28. Time to down size the REPRESENTATIVES AND SENATE to a minimum.
SECTION 2 HOUSE OF REPRESENTATIVES AND SENATE. The house of representatives shall be composed of not less than sixty-three nor more than ninety-nine members. The number of senators shall not be more than one-half nor less than one-third of the number of members of the house of representatives. The first legislature shall be composed of seventy members of the house of representatives, and thirty-five senators.
I heard my neighbor shout and scream as he wet his spandex bike pants:
"Buffy, grab the dogs - oh, and don't forget the kid, what's - her - name! Everybody hide under the bed. Tim Eyman's here! It's our worst nightmare! Rossi, Rove and Gingrich can't be far behind!!
30. While we're on the subject of Eyman vs. Reed, did anybody ever get to the bottom of what caused the discrepency in the signature count of the last $30 tabs initiative? It seems to me like there was a major fraud going on in the SOS office that went virtually, un-noticed.
31. Rees needs to go. A RINO is worse than having a Democrat in there. With RINOS, Republicans also share blame in the Democrat disasters. They ar ethe scapegoats for them. Better all D's sinking the ship than having RINOS helping them. That way, in the enext election, there is NO cover for the lying libs.
33. "Cato", you troll, I'm sure you know very well that the ballot measure was not filed by the GOP, but by a gay marriage proponent and the Secretary of State has no choice but to accept the filed initiative for further processing.
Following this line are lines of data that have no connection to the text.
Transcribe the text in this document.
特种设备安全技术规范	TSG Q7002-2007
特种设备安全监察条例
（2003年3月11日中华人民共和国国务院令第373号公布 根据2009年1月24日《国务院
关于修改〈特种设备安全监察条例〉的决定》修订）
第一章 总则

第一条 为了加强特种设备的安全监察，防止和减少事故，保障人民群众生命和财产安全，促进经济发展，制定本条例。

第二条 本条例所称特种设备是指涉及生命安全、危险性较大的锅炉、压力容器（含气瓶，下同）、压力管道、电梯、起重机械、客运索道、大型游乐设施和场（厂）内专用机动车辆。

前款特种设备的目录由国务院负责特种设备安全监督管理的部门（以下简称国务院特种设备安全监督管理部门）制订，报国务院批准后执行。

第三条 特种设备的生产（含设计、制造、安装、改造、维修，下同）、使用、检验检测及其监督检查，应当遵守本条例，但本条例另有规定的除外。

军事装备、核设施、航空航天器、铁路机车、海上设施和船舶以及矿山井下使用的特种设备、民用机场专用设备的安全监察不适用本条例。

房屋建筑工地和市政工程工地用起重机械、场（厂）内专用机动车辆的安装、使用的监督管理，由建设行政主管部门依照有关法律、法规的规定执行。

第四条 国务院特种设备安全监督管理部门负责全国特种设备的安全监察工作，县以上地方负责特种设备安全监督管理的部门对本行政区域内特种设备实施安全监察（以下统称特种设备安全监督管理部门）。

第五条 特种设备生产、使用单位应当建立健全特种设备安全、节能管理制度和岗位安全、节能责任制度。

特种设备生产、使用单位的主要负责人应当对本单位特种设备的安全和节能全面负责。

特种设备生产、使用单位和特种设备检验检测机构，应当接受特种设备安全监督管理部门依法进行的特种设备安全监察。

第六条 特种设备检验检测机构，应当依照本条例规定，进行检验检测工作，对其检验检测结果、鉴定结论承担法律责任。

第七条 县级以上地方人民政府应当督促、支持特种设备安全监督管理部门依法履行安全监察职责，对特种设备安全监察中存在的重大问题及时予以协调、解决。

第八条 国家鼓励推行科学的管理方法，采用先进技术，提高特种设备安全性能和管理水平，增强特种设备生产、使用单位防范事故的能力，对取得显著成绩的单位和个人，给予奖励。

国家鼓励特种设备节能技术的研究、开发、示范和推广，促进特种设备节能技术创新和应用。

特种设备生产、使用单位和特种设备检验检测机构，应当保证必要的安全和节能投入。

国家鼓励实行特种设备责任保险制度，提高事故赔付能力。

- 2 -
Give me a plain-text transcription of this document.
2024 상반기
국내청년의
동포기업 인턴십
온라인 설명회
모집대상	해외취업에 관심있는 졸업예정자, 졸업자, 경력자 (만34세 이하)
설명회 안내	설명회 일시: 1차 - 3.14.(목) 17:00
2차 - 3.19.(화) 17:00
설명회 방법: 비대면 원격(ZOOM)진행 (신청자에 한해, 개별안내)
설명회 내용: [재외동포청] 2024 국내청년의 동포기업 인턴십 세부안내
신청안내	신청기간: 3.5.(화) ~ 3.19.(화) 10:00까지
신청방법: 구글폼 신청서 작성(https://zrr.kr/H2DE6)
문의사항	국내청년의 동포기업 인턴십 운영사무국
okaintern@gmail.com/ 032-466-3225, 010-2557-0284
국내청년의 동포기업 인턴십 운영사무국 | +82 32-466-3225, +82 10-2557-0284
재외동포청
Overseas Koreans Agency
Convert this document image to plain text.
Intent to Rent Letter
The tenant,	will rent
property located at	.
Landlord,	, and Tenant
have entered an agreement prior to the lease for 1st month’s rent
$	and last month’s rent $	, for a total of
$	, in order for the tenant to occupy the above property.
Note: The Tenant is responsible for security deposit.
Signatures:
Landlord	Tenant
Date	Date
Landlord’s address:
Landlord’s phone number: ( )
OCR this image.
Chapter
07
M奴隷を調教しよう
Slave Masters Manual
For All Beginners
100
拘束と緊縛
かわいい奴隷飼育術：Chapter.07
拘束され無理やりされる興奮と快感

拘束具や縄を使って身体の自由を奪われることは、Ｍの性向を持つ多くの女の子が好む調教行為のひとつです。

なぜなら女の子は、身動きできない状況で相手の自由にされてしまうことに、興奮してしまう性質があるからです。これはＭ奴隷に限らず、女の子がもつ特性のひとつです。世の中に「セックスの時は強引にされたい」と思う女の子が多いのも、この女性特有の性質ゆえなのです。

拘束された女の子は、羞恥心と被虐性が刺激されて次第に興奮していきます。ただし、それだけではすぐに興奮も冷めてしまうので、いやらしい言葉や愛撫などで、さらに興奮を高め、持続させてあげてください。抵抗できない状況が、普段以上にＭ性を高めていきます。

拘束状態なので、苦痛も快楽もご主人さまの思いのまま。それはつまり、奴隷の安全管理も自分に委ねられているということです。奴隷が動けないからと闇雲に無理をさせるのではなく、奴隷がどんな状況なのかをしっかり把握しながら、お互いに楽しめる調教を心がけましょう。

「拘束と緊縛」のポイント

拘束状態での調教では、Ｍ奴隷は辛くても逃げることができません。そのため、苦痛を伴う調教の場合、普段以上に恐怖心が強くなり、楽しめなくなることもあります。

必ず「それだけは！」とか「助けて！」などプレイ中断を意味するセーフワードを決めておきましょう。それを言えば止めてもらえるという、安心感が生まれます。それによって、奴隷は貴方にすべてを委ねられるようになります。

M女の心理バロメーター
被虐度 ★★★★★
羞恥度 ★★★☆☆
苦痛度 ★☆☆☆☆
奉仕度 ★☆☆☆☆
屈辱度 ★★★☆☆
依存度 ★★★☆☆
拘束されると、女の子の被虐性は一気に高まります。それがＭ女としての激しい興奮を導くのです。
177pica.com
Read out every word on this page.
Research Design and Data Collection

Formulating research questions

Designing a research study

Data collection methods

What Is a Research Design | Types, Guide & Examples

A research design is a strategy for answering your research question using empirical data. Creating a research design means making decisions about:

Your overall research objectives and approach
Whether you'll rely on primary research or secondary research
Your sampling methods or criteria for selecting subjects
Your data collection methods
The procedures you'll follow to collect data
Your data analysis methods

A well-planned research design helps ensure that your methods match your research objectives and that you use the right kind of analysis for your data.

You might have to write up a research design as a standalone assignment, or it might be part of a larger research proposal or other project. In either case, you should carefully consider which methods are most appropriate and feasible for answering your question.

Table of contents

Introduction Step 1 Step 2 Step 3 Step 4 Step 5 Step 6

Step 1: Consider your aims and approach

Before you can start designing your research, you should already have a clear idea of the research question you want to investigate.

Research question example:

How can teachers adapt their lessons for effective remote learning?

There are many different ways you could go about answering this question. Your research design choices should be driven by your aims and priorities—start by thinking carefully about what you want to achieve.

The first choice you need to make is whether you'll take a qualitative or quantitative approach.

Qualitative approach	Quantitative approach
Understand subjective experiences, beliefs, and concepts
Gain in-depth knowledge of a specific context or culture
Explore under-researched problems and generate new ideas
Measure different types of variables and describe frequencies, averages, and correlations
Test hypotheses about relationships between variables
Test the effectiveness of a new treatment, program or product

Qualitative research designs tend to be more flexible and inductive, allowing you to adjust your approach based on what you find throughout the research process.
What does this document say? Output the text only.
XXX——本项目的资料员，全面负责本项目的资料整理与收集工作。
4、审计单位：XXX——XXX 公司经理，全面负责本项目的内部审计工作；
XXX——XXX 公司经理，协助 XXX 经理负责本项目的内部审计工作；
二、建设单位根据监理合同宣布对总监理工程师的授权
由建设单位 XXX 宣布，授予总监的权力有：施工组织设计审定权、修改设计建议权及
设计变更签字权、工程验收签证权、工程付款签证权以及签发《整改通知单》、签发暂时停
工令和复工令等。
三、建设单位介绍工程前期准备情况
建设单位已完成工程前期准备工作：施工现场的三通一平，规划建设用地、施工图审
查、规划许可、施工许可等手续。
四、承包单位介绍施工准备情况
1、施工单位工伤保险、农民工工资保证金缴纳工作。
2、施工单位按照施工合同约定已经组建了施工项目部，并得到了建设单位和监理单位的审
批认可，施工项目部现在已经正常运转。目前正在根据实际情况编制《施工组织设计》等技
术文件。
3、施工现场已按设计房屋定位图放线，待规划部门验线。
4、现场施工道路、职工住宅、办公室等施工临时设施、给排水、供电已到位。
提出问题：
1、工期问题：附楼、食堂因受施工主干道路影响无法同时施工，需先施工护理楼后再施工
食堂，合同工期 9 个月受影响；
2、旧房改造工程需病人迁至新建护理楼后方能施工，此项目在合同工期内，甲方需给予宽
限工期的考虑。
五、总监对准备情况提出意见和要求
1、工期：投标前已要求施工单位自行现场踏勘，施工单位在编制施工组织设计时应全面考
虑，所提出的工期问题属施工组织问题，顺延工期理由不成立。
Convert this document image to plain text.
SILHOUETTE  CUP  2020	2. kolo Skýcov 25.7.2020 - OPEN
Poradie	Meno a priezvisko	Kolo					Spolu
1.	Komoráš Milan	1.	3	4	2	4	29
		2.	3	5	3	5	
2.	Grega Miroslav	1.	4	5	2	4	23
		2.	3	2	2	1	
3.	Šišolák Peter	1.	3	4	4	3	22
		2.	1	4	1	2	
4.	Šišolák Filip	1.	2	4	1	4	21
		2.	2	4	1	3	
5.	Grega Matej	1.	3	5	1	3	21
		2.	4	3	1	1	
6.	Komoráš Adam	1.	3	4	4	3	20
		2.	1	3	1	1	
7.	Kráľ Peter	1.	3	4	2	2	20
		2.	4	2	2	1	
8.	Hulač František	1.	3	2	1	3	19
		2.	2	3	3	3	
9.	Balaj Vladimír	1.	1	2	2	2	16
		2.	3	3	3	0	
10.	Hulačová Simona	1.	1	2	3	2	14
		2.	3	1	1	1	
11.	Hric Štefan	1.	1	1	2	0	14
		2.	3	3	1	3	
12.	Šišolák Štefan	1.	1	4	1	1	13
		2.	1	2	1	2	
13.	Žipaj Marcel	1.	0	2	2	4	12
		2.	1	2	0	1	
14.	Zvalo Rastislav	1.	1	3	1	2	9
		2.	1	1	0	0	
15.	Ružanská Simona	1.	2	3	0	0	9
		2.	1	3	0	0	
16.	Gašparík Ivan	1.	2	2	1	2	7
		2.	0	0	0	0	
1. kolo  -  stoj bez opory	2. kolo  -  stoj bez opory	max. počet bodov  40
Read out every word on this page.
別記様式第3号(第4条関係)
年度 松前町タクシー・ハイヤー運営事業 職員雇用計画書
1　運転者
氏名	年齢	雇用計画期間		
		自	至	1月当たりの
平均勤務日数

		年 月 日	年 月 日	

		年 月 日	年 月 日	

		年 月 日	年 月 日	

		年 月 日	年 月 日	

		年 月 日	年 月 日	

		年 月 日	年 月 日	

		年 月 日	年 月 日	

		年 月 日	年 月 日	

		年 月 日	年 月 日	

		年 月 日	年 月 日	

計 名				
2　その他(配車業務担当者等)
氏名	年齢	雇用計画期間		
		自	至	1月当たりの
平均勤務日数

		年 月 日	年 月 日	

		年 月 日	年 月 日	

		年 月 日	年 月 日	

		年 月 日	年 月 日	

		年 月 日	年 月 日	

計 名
Boy, the GOP just gets dumber and dumber.
From Cato's link:
"For many years, social conservatives have claimed that marriage exists solely for the purpose of procreation," said WA-DOMA organizer Gregory Gadow in a printed statement. "The Washington Supreme Court echoed that claim in their lead ruling on Andersen v. King County. The time has come for these conservatives to be dosed with their own medicine. If same-sex couples should be barred from marriage because they can not have children together, it follows that all couples who can not or will not have children together should equally be barred from marriage. And this is what the Defense of Marriage Initiative will do."
Doesn't sound like a GOP group to me.